Keeping cell phones charged is imperative. Sheehy suggested elderly residents have neighbors or relatives arrange to stay in contact either by cell phone or house phone throughout the cold spell.
Walking and driving in harsh weather should be avoided. If travel is necessary, Sheehy suggests having blankets, flashlights, a charged cell phone, snacks and water in the vehicle.
Odell noted that during Putnam’s recent unusually cold weather, local businesses and homeowners have experienced problems with freezing pipes.
“With another severe bout of cold weather due in tonight and lasting through tomorrow night, it is important to keep thermostats turned on and temperatures within homes and businesses high enough to prevent pipes from freezing,” she said.

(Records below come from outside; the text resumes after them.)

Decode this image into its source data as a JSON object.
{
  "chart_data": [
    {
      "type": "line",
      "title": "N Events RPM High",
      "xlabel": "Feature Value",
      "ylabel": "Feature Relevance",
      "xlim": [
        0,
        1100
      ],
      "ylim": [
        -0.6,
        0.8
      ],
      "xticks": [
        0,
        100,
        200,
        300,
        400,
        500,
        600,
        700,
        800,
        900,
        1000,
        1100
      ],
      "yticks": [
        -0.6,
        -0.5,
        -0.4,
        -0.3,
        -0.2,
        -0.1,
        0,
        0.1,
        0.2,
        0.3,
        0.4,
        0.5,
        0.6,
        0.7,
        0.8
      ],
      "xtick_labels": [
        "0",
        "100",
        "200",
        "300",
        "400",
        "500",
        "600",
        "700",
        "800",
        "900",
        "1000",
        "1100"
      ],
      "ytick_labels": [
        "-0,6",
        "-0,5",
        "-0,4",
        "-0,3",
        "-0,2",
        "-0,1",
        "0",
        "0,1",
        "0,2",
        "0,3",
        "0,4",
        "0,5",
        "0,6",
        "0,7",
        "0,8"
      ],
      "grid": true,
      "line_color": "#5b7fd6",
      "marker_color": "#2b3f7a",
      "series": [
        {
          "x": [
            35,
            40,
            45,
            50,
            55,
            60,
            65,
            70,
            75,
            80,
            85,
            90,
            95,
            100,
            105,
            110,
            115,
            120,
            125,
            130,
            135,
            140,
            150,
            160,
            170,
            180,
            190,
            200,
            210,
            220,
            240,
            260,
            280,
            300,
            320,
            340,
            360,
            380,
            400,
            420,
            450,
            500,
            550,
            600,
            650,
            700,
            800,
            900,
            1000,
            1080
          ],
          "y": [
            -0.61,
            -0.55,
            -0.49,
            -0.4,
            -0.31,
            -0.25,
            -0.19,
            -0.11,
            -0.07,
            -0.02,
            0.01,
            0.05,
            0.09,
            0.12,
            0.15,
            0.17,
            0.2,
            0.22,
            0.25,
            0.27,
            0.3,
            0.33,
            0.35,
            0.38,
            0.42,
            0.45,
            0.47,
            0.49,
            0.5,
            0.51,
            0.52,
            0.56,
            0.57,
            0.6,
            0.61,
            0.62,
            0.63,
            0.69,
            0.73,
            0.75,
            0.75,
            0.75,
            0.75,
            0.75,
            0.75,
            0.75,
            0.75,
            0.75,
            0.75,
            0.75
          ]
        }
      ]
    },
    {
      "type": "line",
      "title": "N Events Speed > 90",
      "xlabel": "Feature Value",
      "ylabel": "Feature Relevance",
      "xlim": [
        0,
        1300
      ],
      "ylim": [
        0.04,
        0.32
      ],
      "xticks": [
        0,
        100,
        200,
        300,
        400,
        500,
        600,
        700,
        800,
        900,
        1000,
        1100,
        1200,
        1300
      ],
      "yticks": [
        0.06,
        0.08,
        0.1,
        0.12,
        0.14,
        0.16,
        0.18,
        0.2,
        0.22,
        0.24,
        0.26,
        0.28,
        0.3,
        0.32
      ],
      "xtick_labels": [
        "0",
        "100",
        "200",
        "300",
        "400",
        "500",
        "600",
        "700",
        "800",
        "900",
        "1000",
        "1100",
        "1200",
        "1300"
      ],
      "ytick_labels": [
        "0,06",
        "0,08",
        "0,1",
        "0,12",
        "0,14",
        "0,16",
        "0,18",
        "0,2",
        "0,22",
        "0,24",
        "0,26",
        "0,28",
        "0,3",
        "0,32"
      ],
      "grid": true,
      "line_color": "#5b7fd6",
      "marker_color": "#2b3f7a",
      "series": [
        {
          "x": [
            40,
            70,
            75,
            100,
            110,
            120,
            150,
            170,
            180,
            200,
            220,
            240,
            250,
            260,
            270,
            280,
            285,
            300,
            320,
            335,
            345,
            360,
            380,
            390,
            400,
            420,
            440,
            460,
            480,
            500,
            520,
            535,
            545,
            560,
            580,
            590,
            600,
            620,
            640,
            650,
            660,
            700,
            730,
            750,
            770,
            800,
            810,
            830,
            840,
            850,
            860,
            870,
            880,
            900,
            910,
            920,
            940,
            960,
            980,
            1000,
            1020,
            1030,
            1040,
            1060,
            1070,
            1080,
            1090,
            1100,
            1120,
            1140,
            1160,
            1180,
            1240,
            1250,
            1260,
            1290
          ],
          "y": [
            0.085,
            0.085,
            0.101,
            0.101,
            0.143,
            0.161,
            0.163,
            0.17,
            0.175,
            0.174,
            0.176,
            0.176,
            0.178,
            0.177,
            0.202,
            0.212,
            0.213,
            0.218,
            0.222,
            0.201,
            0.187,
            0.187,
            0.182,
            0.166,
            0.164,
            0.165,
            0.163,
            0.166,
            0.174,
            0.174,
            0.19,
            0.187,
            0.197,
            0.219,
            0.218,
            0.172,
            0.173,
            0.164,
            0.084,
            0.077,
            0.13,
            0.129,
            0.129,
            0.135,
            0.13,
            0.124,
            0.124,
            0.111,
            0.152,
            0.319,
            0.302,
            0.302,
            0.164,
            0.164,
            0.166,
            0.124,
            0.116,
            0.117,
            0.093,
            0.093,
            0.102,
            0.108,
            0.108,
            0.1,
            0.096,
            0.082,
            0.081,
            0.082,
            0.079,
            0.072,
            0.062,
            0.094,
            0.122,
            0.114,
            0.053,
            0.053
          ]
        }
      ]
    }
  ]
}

Sheehy said all OFA locations will remain heated during the expected cold spell.
“Heat will be on 24 hours in our buildings to maintain the temperatures inside,” said Sheehy.
Commissioner of Highways and Facilities Fred Pena said his road crews are prepared to salt and sand the roads as the temperatures plummet. He, too, suggested residents turn their thermostats up until warmer temperatures return. As a precautionary measure, Pena also recommends keeping water dripping from faucets during the cold spell.